After 20 minutes of crushing, grinding, bruising, pulverizing metal on Alcázares, there is respite: “Murallas,” track six, where the Franco-Spanish band separates their sound and influences for a brief interlude rooted wholly in Spain’s aural culture. The Phrygian scales echoing in preceding songs take center stage, punctuated by snapping palmas accompaniment, with transportive effect. If you’ve ever been to Spain, and had the pleasure of hearing flamenco music played live while there, you might find yourself taking a trip through your memories, revisiting that time and place, as “Murallas” works its magic.
Then the track fades out, and the next, “La Orden Del Yelmo Negro,” commences with a tap-tap-tap from drummer Guilhem Auge, counting down the final moments of peace and quiet before cuing his bandmates. You are not on vacation; this is not Seville, Cádiz, or Granada, cities of flamenco’s birthplace, Andalusia. You’re certainly not in Orléans, Impureza’s home city, half a day’s drive and 700 or so miles away from the border Spain shares with France; Impureza sing entirely in Spanish about its history and rich culture, yet they live in its neighboring country to the north. (We’ll leave the full history lesson for another day, but you can thank Franco’s dictatorship for that.)

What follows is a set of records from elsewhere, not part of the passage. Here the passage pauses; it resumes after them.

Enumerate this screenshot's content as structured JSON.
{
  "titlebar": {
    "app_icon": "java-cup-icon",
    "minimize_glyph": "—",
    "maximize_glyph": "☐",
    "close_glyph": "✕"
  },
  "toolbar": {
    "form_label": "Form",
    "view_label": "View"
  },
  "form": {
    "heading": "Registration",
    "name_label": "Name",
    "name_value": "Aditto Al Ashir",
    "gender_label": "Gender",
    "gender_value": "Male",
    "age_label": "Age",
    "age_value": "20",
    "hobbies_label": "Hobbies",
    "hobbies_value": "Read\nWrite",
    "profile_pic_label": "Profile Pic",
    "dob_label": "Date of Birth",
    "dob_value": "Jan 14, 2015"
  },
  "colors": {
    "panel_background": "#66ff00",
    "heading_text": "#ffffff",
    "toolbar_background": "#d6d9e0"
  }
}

Anyone who’s followed the band since its inception in the mid-2000s knows all of this. But as Impureza develop their sound, their compositions, and their musicianship, the gap between where they’re from and what they sing about gains in relevance. Metal is a worldwide phenomenon. Truthfully, it always has been, despite class stereotypes that associate the average metal band as both belonging and appealing to coarser audiences situated in rundown urban America–a low-minded genre geared for low-income people. It’s nonsense, of course, because metal is for everyone, everywhere, and as that perspective gains increasing embrace, notions of what metal music can be, and how it can sound, expands likewise. Impureza’s marriage of their roots and their interests fits naturally into metal’s evolution in the 2000s, and Alcázares is a superb example of how we, the listeners, stand to benefit from metal’s global reach.